I could see him on the edge of my periphery, darkness shrouded in darkness, enormous arms gripping the steering wheel, eyes unwavering even as his heart was pumping more whiskey than blood. The farther we drove along that deserted stretch of valley road, the more aware I became of the immense and terrible presence of his body, and of all the terrible acts it was capable of perpetrating, directly and indirectly.

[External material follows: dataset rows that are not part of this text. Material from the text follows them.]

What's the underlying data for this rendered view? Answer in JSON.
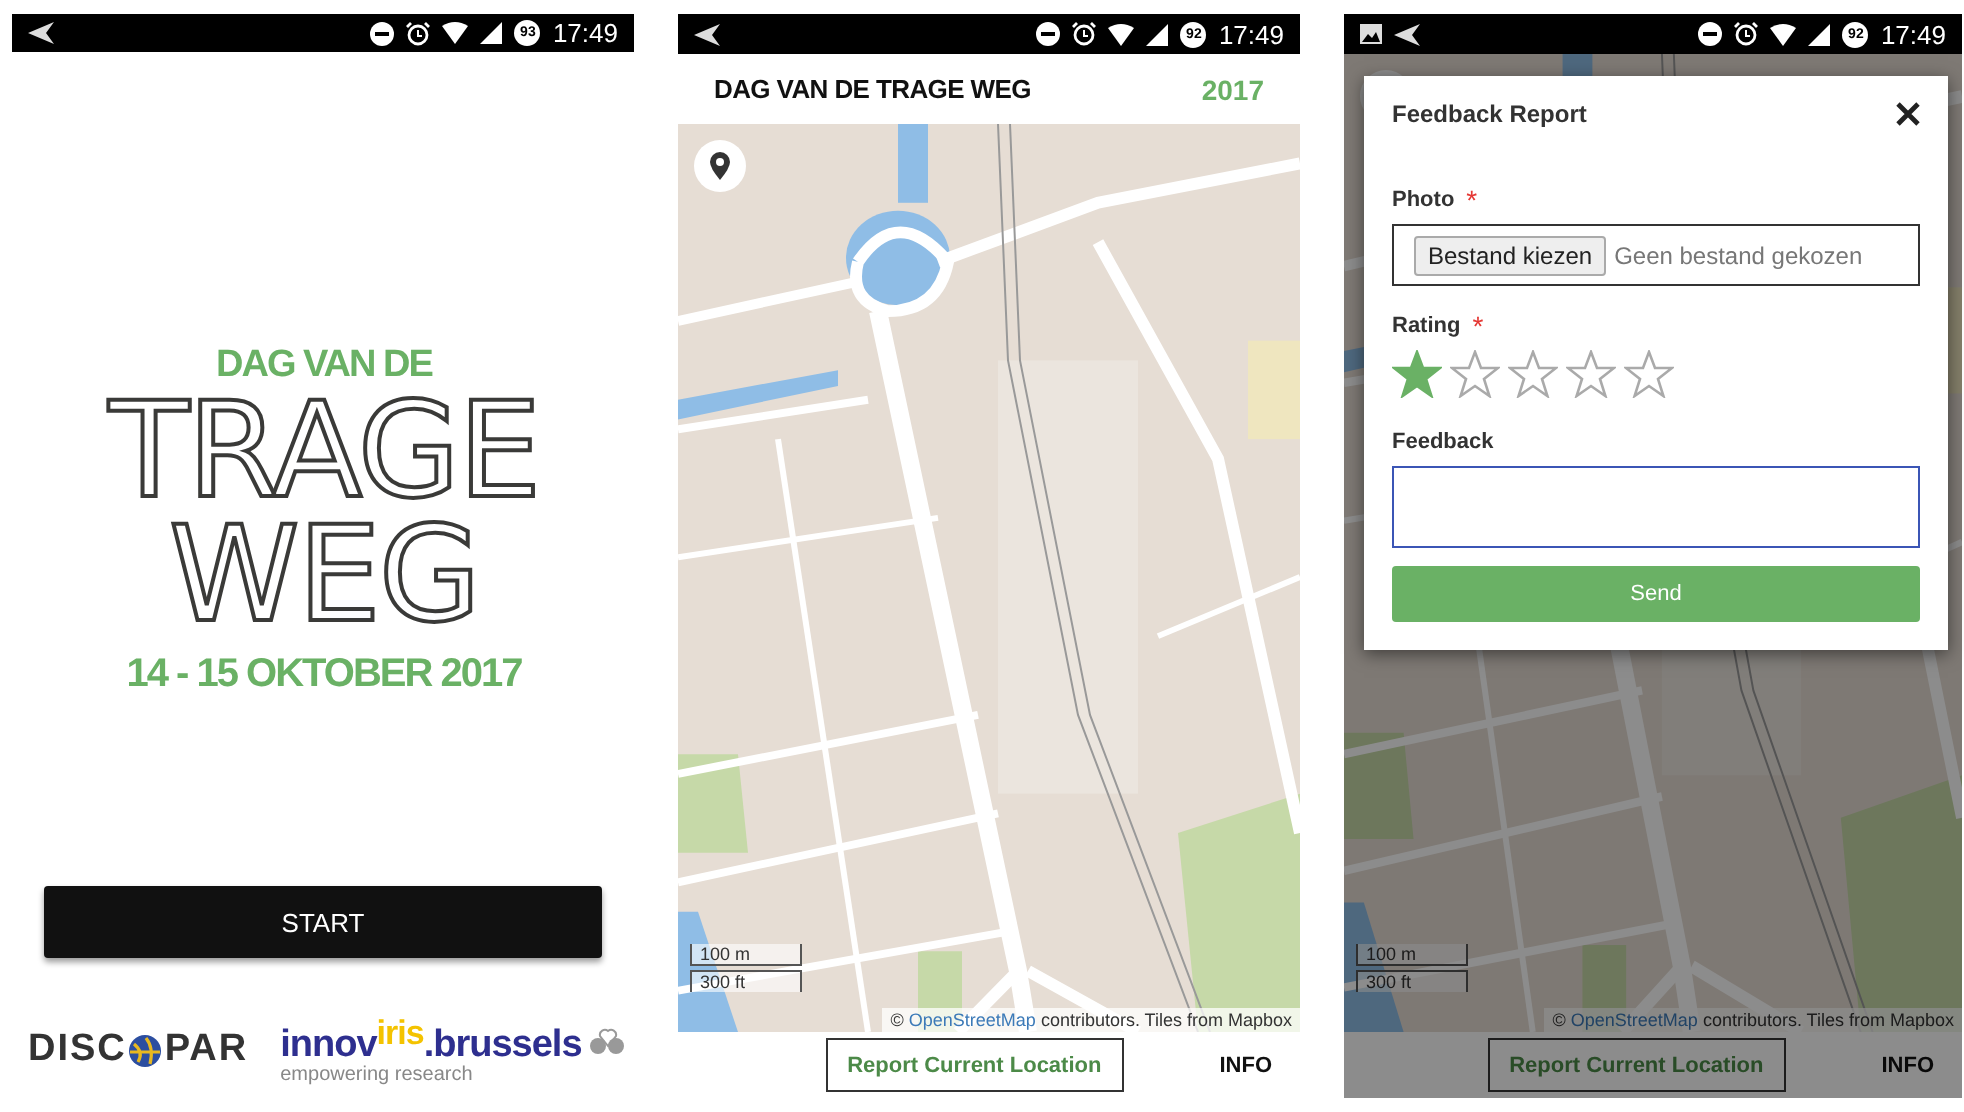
{
  "screens": [
    {
      "kind": "splash",
      "status_bar": {
        "battery": "93",
        "time": "17:49"
      },
      "logo": {
        "line_1": "DAG VAN DE",
        "line_2": "TRAGE",
        "line_3": "WEG",
        "dates": "14 - 15 OKTOBER 2017"
      },
      "start_button": "START",
      "sponsors": {
        "discopar": {
          "before": "DISC",
          "after": "PAR"
        },
        "innoviris": {
          "name": "innov$^{iris}$.brussels",
          "tagline": "empowering research"
        }
      }
    },
    {
      "kind": "map",
      "status_bar": {
        "battery": "92",
        "time": "17:49"
      },
      "header": {
        "title": "DAG VAN DE TRAGE WEG",
        "year": "2017"
      },
      "map": {
        "scale_metric": "100 m",
        "scale_imperial": "300 ft",
        "attribution": {
          "prefix": "©",
          "link": "OpenStreetMap",
          "suffix": "contributors. Tiles from Mapbox"
        }
      },
      "bottom_bar": {
        "report_button": "Report Current Location",
        "info_link": "INFO"
      }
    },
    {
      "kind": "feedback",
      "status_bar": {
        "image_notification": true,
        "battery": "92",
        "time": "17:49"
      },
      "map": {
        "scale_metric": "100 m",
        "scale_imperial": "300 ft",
        "attribution": {
          "prefix": "©",
          "link": "OpenStreetMap",
          "suffix": "contributors. Tiles from Mapbox"
        }
      },
      "bottom_bar": {
        "report_button": "Report Current Location",
        "info_link": "INFO"
      },
      "dialog": {
        "title": "Feedback Report",
        "photo": {
          "label": "Photo",
          "required_mark": "*",
          "button": "Bestand kiezen",
          "status": "Geen bestand gekozen"
        },
        "rating": {
          "label": "Rating",
          "required_mark": "*",
          "stars": 1
        },
        "feedback": {
          "label": "Feedback",
          "focused": true
        },
        "send_button": "Send"
      }
    }
  ]
}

I said, “Dad. It’s been a long day. You mind if I grab a quick nap till we get to the hotel?”

He looked away from the road. I was too out of it to realize what an ominous sign that was, or to perceive the narrow tightrope I was walking. “As a matter of fact, I do mind. You don’t go to sleep when someone else is driving. It’s bad manners.”

“Sorry. I didn’t think of that.”

“Speaking of bad manners, you never thanked me for introducing you to Livia. Seems like the sort of thing you should make a point to do, to show your appreciation. You should do it now, in fact. Right now.”

I could feel the tension building the longer Dad waited for me to thank him. It was easy to lie. I was just beginning to realize that. But this time I chose against self-preservation. I said, “Introducing us. So that’s how you see it.”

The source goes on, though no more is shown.